As Thomas sought to clarify her vote, Toure spoke loudly from her seat in council chambers urging Thomas to vote yes, which would have ratified the Alabama Power camera system.

Carmichael asked Toure to calm down, eventually asking Fulford to have her removed from the meeting due to her continued interruptions.

As Toure was being escorted from Council Chambers, she screamed at Jannie Thomas and the rest of the city council.

“How could you do this, Jannie,” Toure yelled. “You should be ashamed of yourselves. The Selma City Council letting white supremacy rule.”

Afterward, Thomas explained her reason for voting no.

“I want to do what’s right until we get more information from our city attorney, Major Madison,” Thomas said.

In other action, the council approved emergency repair expenses to fix a sewage issue in the Inglewood Drive area in Selma that were brought to the council for approval by Public Works Manager Henry Hicks.

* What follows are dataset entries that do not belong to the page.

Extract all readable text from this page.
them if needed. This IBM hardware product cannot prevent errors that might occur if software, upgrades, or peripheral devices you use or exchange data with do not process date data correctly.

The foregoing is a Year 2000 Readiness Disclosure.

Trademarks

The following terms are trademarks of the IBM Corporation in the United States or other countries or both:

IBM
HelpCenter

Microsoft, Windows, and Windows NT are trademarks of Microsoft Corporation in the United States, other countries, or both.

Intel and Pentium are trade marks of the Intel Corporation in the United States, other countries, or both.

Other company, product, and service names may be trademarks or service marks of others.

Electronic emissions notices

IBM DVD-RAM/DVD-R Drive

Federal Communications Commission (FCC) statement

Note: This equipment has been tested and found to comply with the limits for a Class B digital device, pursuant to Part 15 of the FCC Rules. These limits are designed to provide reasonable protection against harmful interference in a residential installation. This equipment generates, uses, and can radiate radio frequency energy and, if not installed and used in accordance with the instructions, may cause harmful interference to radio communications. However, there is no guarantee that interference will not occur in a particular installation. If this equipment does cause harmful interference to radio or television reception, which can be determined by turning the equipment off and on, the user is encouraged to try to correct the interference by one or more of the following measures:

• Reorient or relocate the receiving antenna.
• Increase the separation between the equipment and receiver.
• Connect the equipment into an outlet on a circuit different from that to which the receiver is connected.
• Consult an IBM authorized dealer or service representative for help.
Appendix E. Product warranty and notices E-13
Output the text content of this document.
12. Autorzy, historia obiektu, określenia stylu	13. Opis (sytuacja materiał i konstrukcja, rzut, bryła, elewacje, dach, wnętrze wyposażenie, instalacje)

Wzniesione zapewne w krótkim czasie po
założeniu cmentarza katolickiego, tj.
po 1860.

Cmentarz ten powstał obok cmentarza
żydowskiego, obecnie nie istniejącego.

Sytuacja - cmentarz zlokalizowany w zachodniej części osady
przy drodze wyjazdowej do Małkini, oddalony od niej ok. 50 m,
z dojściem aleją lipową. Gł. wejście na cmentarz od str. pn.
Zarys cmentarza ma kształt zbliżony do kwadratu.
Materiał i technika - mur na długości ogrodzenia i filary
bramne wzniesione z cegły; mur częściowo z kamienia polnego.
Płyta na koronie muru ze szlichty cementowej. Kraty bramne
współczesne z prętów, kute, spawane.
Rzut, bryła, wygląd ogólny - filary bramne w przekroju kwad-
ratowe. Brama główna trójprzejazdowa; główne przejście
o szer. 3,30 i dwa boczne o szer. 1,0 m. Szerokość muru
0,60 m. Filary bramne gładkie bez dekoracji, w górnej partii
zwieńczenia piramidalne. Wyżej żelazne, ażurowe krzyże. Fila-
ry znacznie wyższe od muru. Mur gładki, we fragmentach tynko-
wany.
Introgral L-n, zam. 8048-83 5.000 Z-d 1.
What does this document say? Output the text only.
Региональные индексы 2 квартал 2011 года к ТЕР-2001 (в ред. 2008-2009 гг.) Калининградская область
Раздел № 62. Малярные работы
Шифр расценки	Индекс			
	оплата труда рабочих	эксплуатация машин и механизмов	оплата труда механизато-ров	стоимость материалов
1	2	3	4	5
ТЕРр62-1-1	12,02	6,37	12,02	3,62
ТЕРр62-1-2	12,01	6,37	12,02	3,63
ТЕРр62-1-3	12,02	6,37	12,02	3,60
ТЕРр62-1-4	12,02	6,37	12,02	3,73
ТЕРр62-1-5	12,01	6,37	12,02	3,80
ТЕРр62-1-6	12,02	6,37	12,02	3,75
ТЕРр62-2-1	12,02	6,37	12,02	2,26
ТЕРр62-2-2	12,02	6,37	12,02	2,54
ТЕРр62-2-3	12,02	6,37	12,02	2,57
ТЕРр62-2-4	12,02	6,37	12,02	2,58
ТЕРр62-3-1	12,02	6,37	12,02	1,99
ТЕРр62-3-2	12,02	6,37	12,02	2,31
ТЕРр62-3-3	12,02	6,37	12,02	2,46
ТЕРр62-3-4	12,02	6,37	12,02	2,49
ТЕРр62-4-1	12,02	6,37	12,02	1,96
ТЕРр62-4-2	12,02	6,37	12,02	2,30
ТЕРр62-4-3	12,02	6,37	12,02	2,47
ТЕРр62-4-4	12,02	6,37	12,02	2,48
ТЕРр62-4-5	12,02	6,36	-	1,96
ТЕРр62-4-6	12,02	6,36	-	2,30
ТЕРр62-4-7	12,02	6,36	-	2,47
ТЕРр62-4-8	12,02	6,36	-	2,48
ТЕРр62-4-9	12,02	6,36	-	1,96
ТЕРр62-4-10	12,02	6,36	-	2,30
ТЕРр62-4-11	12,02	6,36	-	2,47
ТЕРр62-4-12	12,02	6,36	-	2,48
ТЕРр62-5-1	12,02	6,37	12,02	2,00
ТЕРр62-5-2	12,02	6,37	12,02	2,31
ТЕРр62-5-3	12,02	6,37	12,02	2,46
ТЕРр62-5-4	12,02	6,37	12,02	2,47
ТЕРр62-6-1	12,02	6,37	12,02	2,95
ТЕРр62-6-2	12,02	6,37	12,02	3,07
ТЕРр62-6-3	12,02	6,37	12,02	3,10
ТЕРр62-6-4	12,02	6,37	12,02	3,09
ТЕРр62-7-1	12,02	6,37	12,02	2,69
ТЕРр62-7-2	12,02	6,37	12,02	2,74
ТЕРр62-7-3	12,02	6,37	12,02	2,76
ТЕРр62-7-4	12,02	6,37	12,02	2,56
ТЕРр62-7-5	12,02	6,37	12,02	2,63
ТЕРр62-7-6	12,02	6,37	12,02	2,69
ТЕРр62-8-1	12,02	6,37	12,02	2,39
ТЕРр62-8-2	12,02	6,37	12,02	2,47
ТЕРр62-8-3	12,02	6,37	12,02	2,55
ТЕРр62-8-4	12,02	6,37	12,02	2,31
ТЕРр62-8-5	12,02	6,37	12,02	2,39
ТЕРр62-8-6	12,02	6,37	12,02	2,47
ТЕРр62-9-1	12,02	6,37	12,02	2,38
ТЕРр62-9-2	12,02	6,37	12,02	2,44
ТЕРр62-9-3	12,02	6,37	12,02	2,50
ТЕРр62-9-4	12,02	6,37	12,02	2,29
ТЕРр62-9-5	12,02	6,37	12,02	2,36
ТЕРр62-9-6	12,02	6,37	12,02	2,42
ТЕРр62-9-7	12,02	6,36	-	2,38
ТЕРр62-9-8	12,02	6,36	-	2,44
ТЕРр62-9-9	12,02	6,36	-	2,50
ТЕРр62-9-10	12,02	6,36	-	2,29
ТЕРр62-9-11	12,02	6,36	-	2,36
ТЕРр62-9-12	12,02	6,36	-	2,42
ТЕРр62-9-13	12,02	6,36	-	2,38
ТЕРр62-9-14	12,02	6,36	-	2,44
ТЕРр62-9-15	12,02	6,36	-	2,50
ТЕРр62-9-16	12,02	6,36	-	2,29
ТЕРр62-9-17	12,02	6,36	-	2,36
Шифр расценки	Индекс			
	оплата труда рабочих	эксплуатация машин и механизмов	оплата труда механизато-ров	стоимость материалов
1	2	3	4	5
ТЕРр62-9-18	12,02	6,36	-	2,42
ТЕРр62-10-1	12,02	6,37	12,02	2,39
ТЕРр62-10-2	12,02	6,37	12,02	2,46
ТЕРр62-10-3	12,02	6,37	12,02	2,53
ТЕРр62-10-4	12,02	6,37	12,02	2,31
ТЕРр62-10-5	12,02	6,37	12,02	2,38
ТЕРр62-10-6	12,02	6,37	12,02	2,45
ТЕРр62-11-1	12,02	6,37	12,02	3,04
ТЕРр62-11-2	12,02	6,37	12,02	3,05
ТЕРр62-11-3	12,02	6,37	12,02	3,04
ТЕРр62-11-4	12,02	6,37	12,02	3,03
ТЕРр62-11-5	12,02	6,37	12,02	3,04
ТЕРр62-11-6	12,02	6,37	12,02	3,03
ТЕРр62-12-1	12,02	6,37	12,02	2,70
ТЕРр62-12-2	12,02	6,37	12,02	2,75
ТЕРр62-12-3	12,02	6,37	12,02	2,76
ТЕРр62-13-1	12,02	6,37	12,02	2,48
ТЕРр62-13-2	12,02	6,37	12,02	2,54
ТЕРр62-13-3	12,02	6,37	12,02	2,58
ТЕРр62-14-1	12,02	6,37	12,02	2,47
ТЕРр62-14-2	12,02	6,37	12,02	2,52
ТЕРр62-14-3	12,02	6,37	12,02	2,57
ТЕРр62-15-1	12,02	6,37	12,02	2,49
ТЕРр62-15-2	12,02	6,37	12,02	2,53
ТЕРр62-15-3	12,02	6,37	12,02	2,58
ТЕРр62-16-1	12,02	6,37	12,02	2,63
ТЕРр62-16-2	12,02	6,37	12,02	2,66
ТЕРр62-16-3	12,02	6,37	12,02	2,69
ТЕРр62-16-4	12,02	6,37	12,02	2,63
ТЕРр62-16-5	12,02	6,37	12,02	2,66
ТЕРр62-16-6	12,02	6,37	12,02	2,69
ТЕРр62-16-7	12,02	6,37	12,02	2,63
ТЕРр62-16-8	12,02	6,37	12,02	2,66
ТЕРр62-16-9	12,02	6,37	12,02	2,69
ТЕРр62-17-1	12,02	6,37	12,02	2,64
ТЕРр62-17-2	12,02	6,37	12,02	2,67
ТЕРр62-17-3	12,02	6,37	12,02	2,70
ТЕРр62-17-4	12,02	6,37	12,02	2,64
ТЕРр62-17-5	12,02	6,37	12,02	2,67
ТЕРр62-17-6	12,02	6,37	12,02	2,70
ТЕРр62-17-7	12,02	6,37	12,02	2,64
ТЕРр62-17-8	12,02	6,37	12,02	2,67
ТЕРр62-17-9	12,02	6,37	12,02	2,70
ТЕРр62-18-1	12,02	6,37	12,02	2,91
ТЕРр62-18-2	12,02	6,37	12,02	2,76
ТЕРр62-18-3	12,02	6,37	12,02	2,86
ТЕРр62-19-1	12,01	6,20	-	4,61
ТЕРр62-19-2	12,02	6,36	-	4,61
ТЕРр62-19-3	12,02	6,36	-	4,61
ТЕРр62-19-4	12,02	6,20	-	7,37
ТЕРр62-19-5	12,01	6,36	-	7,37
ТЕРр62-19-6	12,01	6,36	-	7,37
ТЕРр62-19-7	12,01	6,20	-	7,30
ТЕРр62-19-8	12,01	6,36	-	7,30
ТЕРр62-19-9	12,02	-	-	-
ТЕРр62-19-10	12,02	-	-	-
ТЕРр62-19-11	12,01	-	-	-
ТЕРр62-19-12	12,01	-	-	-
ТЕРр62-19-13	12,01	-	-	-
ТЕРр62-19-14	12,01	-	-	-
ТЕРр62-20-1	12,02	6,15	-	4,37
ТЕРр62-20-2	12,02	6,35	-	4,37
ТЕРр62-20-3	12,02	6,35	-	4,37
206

Hicks also informed the council of six street “cave ins” that were going to need repair in the future. He also updated the council on many other infrastructure needs in the city that relate to the city’s outdated and underrated drainage system. They also heard the city’s financial report and at the end of the meeting approved a motion to extend a hiring freeze for city employees, with the exception of CDL drivers, until April 12, at which time the budget amendment will be addressed cooperatively between Perkins and the council.